Gylling H, Miettinen TA. · Department of Clinical Nutrition, University of Kuopio, and Kuopio University Hospital, Kuopio, Finland. · J Lipid Res. · Pubmed #12235179 links to  free full text

Abstract: Heredity of cholesterol absorption and synthesis was studied in siblings of hypercholesterolemic probands with low and high serum cholestanol to cholesterol ratio (assumed to indicate low and high absorption of cholesterol, respectively). Cholesterol synthesis was assayed with sterol balance technique and measuring serum cholesterol precursor to cholesterol ratios (synthesis markers of cholesterol), and cholesterol absorption with measuring dietary cholesterol absorption percentage and serum plant sterol and cholestanol to cholesterol ratios (absorption markers of cholesterol). In the siblings of the low absorption families, cholesterol absorption percentage and ratios of absorption markers were significantly lower, and cholesterol and bile acid synthesis, cholesterol turnover, fecal steroids and ratios of synthesis markers significantly higher than in the siblings of the high absorption families. The ratios of absorption and synthesis markers were inversely interrelated, and they were correlated with cholesterol absorption and synthesis in the siblings.

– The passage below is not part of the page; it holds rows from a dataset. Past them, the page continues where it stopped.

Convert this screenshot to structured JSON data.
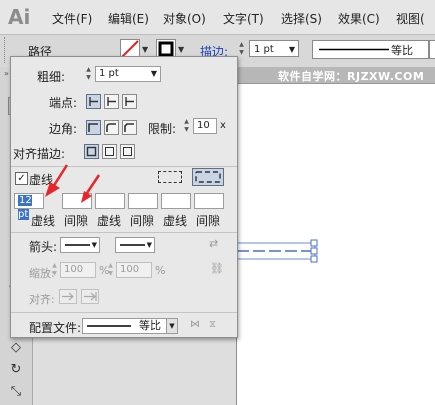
{
  "app": {
    "logo": "Ai"
  },
  "menu": [
    "文件(F)",
    "编辑(E)",
    "对象(O)",
    "文字(T)",
    "选择(S)",
    "效果(C)",
    "视图("
  ],
  "controlbar": {
    "object_label": "路径",
    "stroke_label": "描边:",
    "stroke_value": "1 pt",
    "profile_label": "等比"
  },
  "watermark": "软件自学网：RJZXW.COM",
  "stroke_panel": {
    "weight_label": "粗细:",
    "weight_value": "1 pt",
    "cap_label": "端点:",
    "corner_label": "边角:",
    "limit_label": "限制:",
    "limit_value": "10",
    "limit_unit": "x",
    "align_label": "对齐描边:",
    "dashed_label": "虚线",
    "dashed_checked": true,
    "dash_fields": [
      {
        "value": "12 pt",
        "label": "虚线"
      },
      {
        "value": "",
        "label": "间隙"
      },
      {
        "value": "",
        "label": "虚线"
      },
      {
        "value": "",
        "label": "间隙"
      },
      {
        "value": "",
        "label": "虚线"
      },
      {
        "value": "",
        "label": "间隙"
      }
    ],
    "arrow_label": "箭头:",
    "scale_label": "缩放:",
    "scale_start": "100",
    "scale_end": "100",
    "percent": "%",
    "align_arrow_label": "对齐:",
    "profile_label": "配置文件:",
    "profile_value": "等比"
  },
  "colors": {
    "annotation_arrow": "#e8262a",
    "selection": "#3a73c6",
    "path_stroke": "#4a6fc8"
  }
}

In addition, low absorption was associated with high body mass index, low HDL cholesterol, and serum sex hormone binding globulin levels, suggesting that low absorption was associated with metabolic syndrome. Intrafamily correlations were significant for serum synthesis markers, cholestanol, triglycerides, and blood glucose level. In conclusion, cholesterol absorption efficiency and synthesis are partly inherited phenomena, and they can be predicted by the ratios of non-cholesterol sterols to cholesterol in serum.